On regex101.com, with PCRE2 selected, it takes 7067 steps to process the sample event below.
rec_type=71 event_sec=1684439277 app_proto=Unknown client_app=Unknown client_version="" url="" connection_id=60183 dest_autonomous_system=0 dest_mask=0 dest_tos=0 dns_query="" dns_rec_id=0 dns_resp_id=0 dns_ttl=0 iface_egress=Inside.71 sec_zone_egress=INside file_count=0 first_pkt_sec=1684439333 http_referrer="" http_response=0 iface_ingress=Outside.72 sec_zone_ingress=OUTside src_ip_country="united states" src_ip=210.141.241.173 src_port=52620 src_bytes=62 src_pkts=1 instance_id=4 ips_count=0 num_ioc=0 src_host=:: last_pkt_sec=1684439423 monitor_rule_1=N/A monitor_rule_2=N/A monitor_rule_3=N/A monitor_rule_4=N/A monitor_rule_5=N/A monitor_rule_6=N/A monitor_rule_7=N/A monitor_rule_8=0 netbios_domain="" netflow_src=00000000-0000-0000-0000-000000000000 fw_policy=00000000-0000-0000-0000-000064620104 ip_proto=TCP referenced_host="" dest_ip_country="united states" dest_ip=71.60.189.16 dest_port=51401 dest_bytes=0 dest_pkts=0 fw_rule_action=Block fw_rule=0 fw_rule_reason="IP Block" security_context=b'00000000000000000000000000000000' ip_layer=0 sec_intel_list1=Malware sec_intel_list2=0 sec_intel_ip=Source sinkhole_uuid=00000000-0000-0000-0000-000000000000 snmp_in=0 snmp_out=0 src_autonomous_system=0 src_mask=0 src_tos=0 ssl_actual_action=Unknown ssl_cert_fingerprint=b'0000000000000000000000000000000000000000' ssl_cipher_suite=TLS_NULL_WITH_NULL_NULL ssl_expected_action=Unknown ssl_flow_error=0 ssl_flow_flags=0 ssl_flow_messages=0 ssl_flow_status=Unknown ssl_policy_id=b'00000000000000000000000000000000' ssl_rule_id=0 ssl_server_cert_status="Not Checked" ssl_server_name="" ssl_session_id=b'0000000000000000000000000000000000000000000000000000000000000000' ssl_ticket_id=b'0000000000000000000000000000000000000000' ssl_url_category=0 ssl_version=Unknown tcp_flags=0 url_category=Unknown url_reputation=Unknown user_agent="" user=Unknown vlan_id=0 web_app=Unknown event_usec=0 event_subtype=1 event_type=1003 mac_address=00:00:00:00:00:00 rec_type_simple=RNA rec_type_desc="Connection Statistics" sec_intel_event=Yes sensor=LSS-SM1 event_desc="Flow Statistics"

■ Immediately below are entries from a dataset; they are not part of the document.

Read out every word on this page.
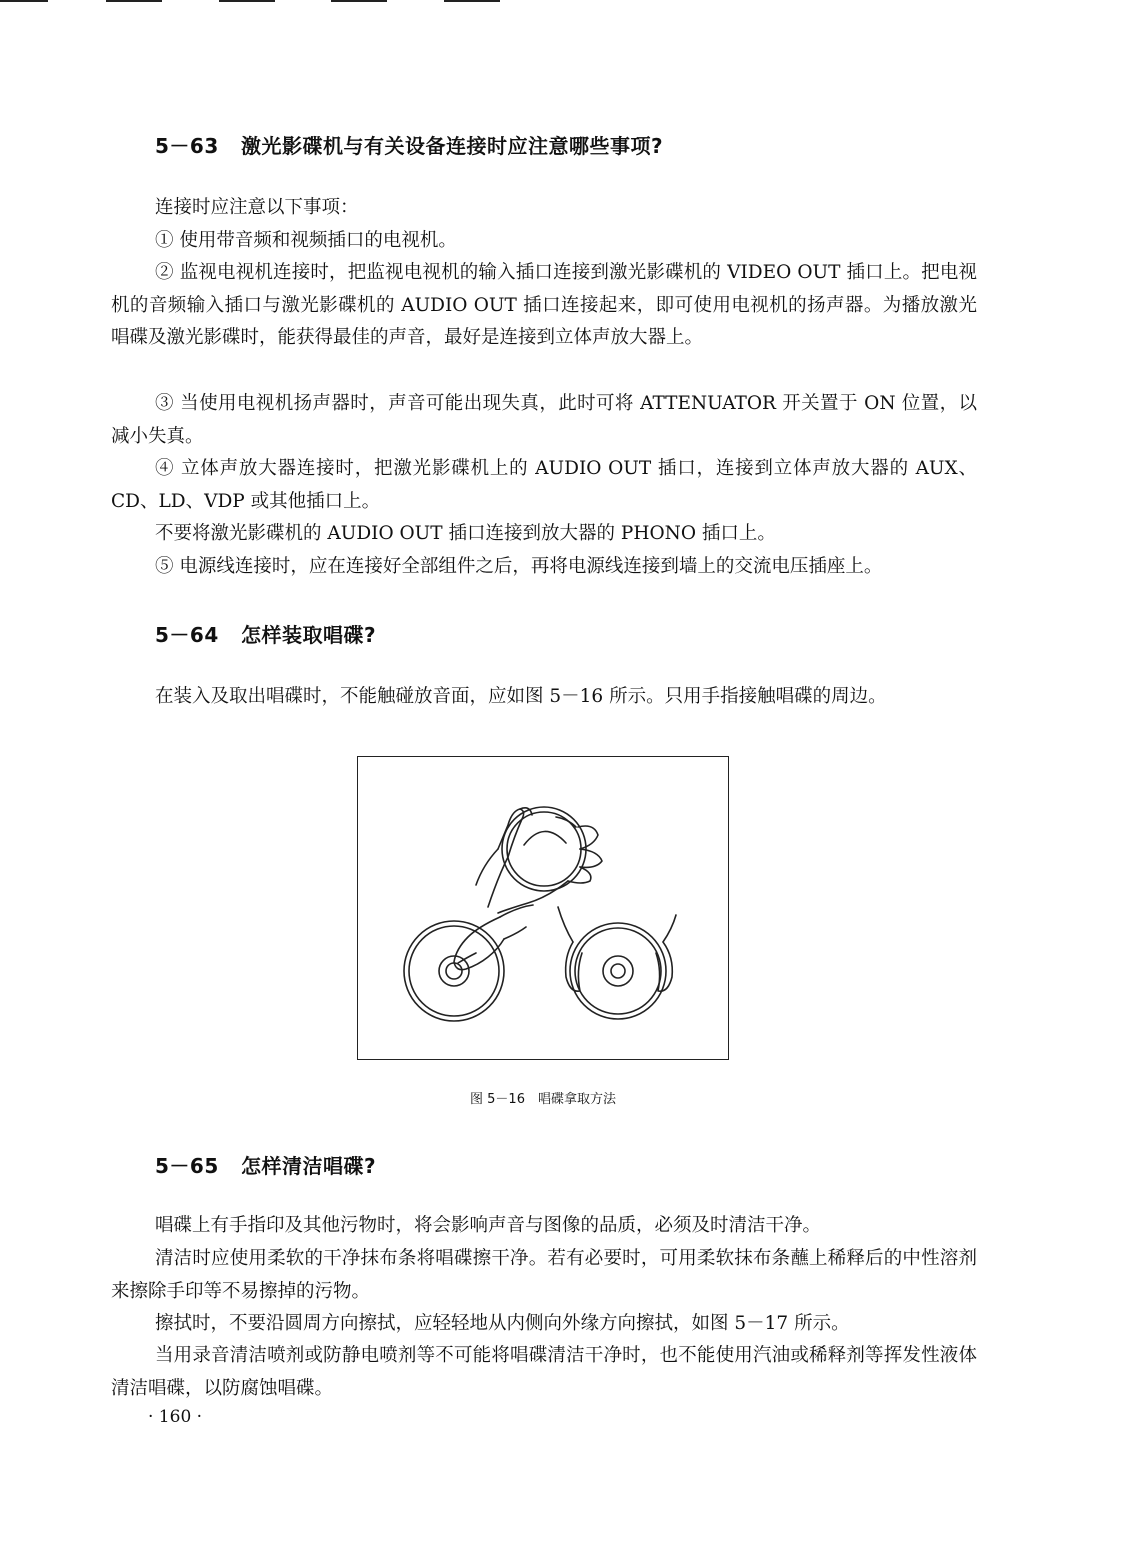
5－63 激光影碟机与有关设备连接时应注意哪些事项?

连接时应注意以下事项：

① 使用带音频和视频插口的电视机。

② 监视电视机连接时，把监视电视机的输入插口连接到激光影碟机的 VIDEO OUT 插口上。把电视机的音频输入插口与激光影碟机的 AUDIO OUT 插口连接起来，即可使用电视机的扬声器。为播放激光唱碟及激光影碟时，能获得最佳的声音，最好是连接到立体声放大器上。

③ 当使用电视机扬声器时，声音可能出现失真，此时可将 ATTENUATOR 开关置于 ON 位置，以减小失真。

④ 立体声放大器连接时，把激光影碟机上的 AUDIO OUT 插口，连接到立体声放大器的 AUX、CD、LD、VDP 或其他插口上。

不要将激光影碟机的 AUDIO OUT 插口连接到放大器的 PHONO 插口上。

⑤ 电源线连接时，应在连接好全部组件之后，再将电源线连接到墙上的交流电压插座上。

5－64 怎样装取唱碟?

在装入及取出唱碟时，不能触碰放音面，应如图 5－16 所示。只用手指接触唱碟的周边。

图 5－16　唱碟拿取方法
5－65 怎样清洁唱碟?

唱碟上有手指印及其他污物时，将会影响声音与图像的品质，必须及时清洁干净。

清洁时应使用柔软的干净抹布条将唱碟擦干净。若有必要时，可用柔软抹布条蘸上稀释后的中性溶剂来擦除手印等不易擦掉的污物。

擦拭时，不要沿圆周方向擦拭，应轻轻地从内侧向外缘方向擦拭，如图 5－17 所示。

当用录音清洁喷剂或防静电喷剂等不可能将唱碟清洁干净时，也不能使用汽油或稀释剂等挥发性液体清洁唱碟，以防腐蚀唱碟。

· 160 ·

With normal regex golf you want to write the most efficient regex. But this is reverse regex golf!
Using the sample event and a limit of 200 characters for the regex, how inefficient can you make the regex while still matching everything the original regex matches? We’ll measure inefficiency as the number of steps, so the higher the step count the better!